Heater

I have a new VW Tiguan that has a strange characteristic. With the heating control set on “Auto” and the temp at 72 or so, the car heats up fine, but when the set temp is reached, the heat shuts off, but the fan keeps blowing, bringing cold outside air in. The dealer says this is the way the Germans desinged it, but that seems a bit strange to me. Are they taking a copout?

As always in these cases with extremely new cars,make then show you on another one that it is working as designed.

Any air colder than ambient will feel “cold” because of wind chill. If it’s operating properly than Germans are indeed cold blooded.
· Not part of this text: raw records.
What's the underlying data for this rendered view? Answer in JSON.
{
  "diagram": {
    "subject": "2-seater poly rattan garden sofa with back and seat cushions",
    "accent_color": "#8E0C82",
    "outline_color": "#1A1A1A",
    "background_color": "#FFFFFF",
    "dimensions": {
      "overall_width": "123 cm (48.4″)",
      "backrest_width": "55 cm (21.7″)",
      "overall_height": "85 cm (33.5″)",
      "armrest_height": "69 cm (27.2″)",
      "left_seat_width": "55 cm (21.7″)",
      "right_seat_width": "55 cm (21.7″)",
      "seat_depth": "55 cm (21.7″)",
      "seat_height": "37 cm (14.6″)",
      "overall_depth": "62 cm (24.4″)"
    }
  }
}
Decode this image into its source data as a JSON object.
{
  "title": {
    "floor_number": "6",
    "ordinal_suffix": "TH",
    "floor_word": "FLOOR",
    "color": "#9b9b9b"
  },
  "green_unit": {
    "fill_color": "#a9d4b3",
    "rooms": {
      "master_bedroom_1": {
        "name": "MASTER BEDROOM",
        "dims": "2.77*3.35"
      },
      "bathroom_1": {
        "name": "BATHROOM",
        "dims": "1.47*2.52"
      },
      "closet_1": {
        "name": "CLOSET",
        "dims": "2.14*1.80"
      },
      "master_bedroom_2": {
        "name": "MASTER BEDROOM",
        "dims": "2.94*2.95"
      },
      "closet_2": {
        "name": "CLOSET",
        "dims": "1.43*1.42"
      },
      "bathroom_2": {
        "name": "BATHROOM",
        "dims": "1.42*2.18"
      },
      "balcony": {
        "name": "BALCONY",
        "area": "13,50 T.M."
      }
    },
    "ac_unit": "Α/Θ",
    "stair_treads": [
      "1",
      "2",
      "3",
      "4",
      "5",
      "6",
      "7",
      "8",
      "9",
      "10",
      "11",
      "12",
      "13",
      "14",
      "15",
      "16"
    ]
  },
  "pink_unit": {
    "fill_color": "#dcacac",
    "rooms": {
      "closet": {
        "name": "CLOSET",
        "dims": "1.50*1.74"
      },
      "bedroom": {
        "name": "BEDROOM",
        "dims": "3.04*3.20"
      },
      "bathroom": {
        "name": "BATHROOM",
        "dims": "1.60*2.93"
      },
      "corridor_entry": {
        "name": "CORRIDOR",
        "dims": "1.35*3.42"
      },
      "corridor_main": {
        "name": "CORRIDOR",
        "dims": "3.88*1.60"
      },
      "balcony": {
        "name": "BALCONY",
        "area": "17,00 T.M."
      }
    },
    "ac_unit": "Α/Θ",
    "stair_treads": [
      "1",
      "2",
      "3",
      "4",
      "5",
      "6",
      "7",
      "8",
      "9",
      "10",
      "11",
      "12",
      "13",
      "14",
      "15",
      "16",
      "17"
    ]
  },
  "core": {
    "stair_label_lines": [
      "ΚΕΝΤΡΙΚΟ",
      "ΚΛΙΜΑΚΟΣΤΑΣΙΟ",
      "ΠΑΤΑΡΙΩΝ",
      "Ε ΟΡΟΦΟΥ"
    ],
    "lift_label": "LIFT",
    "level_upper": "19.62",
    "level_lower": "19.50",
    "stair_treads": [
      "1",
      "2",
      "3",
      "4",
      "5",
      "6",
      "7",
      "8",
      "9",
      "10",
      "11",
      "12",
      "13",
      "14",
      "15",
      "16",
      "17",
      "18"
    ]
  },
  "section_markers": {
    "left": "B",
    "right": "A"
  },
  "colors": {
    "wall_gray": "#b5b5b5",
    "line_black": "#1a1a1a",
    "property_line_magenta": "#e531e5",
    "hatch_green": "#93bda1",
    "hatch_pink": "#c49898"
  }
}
I’d check temp v one on climate control with my own gauge…also air temp at outlets.
I’d also ask dealer where temp sensor is located.

I’m skeptical of the dealer’s answer. But I had a Volvo that would bring in “fresh” air from the middle top vents even when the auto temp system was operating. Europeans tend to like this “fresh” air concept and Volvo is not the only Euro car that has this feature. Since the Tiguan is basically a retuned Chrysler product I wonder if the heating/cooling system was changed by the Germans. On my Volvo I was able to close the offending “vents” and was able to live with it.

“Since the Tiguan is basically a retuned Chrysler product…”

I believe that you are confusing the VW Tiguan with the VW Routan. The Routan is a Chrysler mini-van with a few VW styling touches and a VW badge.

The Tiguan is a VW design, though and through. I will leave it up to you to decide whether that is a positive or a negative, but it is a VW underneath the “skin”, not a re-badged Chrysler product.